Vers une résilience accrue des infrastructures critiques : la France veut renforcer sa cybersécurité
Le projet de loi relatif à la résilience des infrastructures critiques et au renforcement de la cybersécurité porté par Clara Chappaz Ministre déléguée chargée de l’Intelligence artificielle et du Numérique, marque une étape décisive dans l’adaptation du cadre législatif français aux nouvelles menaces numériques. Adopté le 4 mars 2024 par la commission spéciale du Sénat et adopté par le Sénat le 12 mars, ce texte transpose trois directives européennes essentielles : la directive sur la résilience des entités critiques (REC), la directive Network and Information Security 2 (NIS 2) et le Digital Operational Resilience Act (DORA).

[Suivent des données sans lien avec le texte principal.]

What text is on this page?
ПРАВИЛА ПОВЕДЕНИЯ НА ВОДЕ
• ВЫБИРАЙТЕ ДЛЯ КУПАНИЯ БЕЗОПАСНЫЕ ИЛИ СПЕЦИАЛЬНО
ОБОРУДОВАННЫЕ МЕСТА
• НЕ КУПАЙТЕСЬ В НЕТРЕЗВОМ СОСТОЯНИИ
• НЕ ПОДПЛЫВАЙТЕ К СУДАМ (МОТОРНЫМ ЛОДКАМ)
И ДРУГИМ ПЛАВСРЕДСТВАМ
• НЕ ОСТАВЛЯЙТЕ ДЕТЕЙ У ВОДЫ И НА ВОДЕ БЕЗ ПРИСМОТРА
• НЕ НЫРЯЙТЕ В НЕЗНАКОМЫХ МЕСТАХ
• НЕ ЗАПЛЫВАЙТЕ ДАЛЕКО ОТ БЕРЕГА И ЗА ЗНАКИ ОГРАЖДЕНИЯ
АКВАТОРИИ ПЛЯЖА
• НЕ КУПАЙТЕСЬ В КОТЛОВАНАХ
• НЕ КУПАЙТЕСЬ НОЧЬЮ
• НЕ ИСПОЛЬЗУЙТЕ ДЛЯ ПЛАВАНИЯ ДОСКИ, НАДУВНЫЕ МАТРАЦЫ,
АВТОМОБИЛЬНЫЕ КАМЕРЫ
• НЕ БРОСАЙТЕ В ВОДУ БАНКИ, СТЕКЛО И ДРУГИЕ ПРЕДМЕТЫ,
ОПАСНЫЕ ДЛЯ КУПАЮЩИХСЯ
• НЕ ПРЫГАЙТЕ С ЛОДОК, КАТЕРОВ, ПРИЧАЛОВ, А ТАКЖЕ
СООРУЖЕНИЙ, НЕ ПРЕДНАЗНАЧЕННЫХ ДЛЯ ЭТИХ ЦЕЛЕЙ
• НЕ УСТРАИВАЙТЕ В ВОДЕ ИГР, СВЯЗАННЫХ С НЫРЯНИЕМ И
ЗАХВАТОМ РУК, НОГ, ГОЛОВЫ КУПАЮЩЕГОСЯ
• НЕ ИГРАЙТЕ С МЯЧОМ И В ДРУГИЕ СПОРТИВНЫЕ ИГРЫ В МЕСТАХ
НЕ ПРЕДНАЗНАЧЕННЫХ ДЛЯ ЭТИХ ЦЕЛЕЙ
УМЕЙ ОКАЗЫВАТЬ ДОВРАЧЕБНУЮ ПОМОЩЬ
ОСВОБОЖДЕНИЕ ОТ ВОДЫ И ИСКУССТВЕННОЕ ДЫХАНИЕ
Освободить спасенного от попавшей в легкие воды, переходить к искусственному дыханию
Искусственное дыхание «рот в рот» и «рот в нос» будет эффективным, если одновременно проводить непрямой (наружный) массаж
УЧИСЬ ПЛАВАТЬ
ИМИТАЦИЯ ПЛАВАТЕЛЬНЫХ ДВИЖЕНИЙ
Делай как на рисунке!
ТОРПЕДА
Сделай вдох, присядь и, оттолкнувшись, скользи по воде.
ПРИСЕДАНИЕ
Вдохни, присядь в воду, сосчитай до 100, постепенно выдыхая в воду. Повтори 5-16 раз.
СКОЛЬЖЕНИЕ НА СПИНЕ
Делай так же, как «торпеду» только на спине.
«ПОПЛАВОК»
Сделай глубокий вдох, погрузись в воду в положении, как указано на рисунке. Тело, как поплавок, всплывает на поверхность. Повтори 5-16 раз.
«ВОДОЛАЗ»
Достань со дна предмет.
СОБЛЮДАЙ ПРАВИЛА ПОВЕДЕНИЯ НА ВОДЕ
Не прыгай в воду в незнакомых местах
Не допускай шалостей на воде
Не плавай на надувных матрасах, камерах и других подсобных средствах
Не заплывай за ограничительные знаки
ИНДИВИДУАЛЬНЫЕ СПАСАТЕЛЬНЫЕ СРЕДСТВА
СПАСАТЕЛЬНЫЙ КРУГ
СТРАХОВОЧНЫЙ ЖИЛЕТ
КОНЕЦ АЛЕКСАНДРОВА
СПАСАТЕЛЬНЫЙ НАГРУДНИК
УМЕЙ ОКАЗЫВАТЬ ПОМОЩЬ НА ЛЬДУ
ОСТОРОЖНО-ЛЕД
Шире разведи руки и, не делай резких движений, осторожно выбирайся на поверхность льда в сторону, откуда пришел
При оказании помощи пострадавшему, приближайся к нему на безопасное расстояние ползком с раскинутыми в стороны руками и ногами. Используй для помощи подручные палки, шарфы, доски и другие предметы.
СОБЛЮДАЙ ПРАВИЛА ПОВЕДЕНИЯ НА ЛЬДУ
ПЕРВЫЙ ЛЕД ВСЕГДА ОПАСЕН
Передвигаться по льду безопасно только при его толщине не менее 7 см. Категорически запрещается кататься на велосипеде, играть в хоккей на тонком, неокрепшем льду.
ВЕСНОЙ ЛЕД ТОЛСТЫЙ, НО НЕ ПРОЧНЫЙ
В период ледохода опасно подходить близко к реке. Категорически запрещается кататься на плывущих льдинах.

Une réorientation vers la résilience des infrastructures critiques
La directive REC (2022/2557) substitue à une logique de protection une approche fondée sur la résilience, obligeant les opérateurs d’importance vitale (OIV) à déployer des plans d’adaptation aux risques. Son application en France étend la sécurisation à des secteurs jusqu’alors non couverts, notamment les réseaux de chaleur, l’hydrogène et l’assainissement. Elle impose également des obligations de notification d’incidents et prévoit un régime de sanctions administratives pouvant atteindre 2 % du chiffre d’affaires ou 10 millions d’euros.
Les amendements adoptés ont précisé les critères de désignation des opérateurs d’importance vitale (OIV) et renforcé l’analyse des dépendances à l’égard des sous-traitants, intégrant une obligation de plan particulier de résilience pour les infrastructures critiques les plus sensibles.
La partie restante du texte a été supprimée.